Author: Alex Thornton, Senior Writer, Formative Content


Be honest – how many drinks containers have you used today? A carton of orange juice at breakfast, a plastic bottle of water for your morning run, a takeaway coffee, maybe a can of soft drink at lunch, a couple of styrofoam cups at the office water cooler, perhaps even a bottle of wine to go with dinner? It all adds up.

Globally 2 trillion drinks containers will be made and sold this year, according to projections by the Campaign for Rural England (CPRE). That works out as more than five a week for every person on the planet. And the number is growing every year.

So what can individuals and governments do to make sure those containers don’t end up harming the planet?

Not all containers are equal

Different containers have different impacts on the environment.

Aluminium cans are lightweight and easy to transport, and can be easily recycled. The metal is also one of the most common on earth. But extracting it uses huge amounts of energy and water, and bauxite strip mines cause significant ecological damage.

Glass bottles are heavy to transport, which increases their carbon footprint. But they are 100% recyclable, and even when they are not recycled eventually break down into what is effectively sand.

Plastic is the most versatile material for packaging drinks. But recycling rates are low – just 14% of the 78 million metric tons produced annually is recycled, and only a fraction of that is reused to make more plastic. Discarded plastic can last centuries before it degrades, and 8 million tons a year ends up in our oceans.

Image: World Economic Forum / Ellen MacArthur Foundation

The best way to prevent drinks containers ending up as waste is, of course, to reuse them. Cities around the world are encouraging the use of refillable water bottles by installing water fountains, or setting up schemes where cafes and bars allow customers to fill up for free.

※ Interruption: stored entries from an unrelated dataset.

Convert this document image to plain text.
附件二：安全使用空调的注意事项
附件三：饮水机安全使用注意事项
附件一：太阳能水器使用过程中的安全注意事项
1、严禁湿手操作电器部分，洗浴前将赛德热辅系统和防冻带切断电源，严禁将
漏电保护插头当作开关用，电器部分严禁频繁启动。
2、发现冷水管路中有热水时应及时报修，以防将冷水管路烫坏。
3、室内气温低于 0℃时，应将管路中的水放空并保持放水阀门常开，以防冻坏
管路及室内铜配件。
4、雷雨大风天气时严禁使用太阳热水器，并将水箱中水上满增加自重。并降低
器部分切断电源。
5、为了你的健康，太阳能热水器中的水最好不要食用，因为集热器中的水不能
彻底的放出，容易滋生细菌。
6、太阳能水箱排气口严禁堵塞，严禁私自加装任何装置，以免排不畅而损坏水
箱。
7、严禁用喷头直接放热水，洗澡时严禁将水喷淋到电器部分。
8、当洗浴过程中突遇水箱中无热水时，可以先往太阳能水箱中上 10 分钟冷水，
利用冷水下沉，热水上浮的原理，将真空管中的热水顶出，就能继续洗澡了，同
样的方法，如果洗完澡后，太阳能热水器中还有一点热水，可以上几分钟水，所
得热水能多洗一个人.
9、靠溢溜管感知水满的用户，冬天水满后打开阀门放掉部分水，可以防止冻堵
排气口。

There is even an app that will tell you where your nearest refill station is.

But for containers that can’t be reused, recycling is the next best thing. As the chart below shows, the challenge is actually getting people to do it.

Image: Statista

Deposit schemes

Deposit schemes are one solution. A small charge is levied on each bottle or can, which is then refunded when it’s taken back for recycling.

Norway has been running a highly successful scheme for many years, with recycling rates now at an astonishing 97%. It provides incentives not just for consumers, who can redeem their bottles for cash or credit, but also the shops which take part. Manufacturers benefit from a tax break if the overall national recycling rate reaches a minimum level, giving them a reason to design containers that are easy to recycle.

Different versions of the scheme run in other European countries like Germany, Denmark and Lithuania, and in several states within the US, Canada and Australia. Scotland has recently announced it will be charging 20p per bottle when it launches its own scheme.

Research has shown the schemes have had a broadly positive effect not just on recycling rates, but on the amount of waste plastic making its way into the ocean. Environmental campaigners are now calling for their introduction everywhere.

As the World Economic Forum’s New Plastics Economy Report makes clear, there is an enormous economic potential in designing and manufacturing packaging that reuses existing material. If the beverage industry can successfully apply the principles of the circular economy, you’ll be able to enjoy the convenience, without feeling guilty about the environment.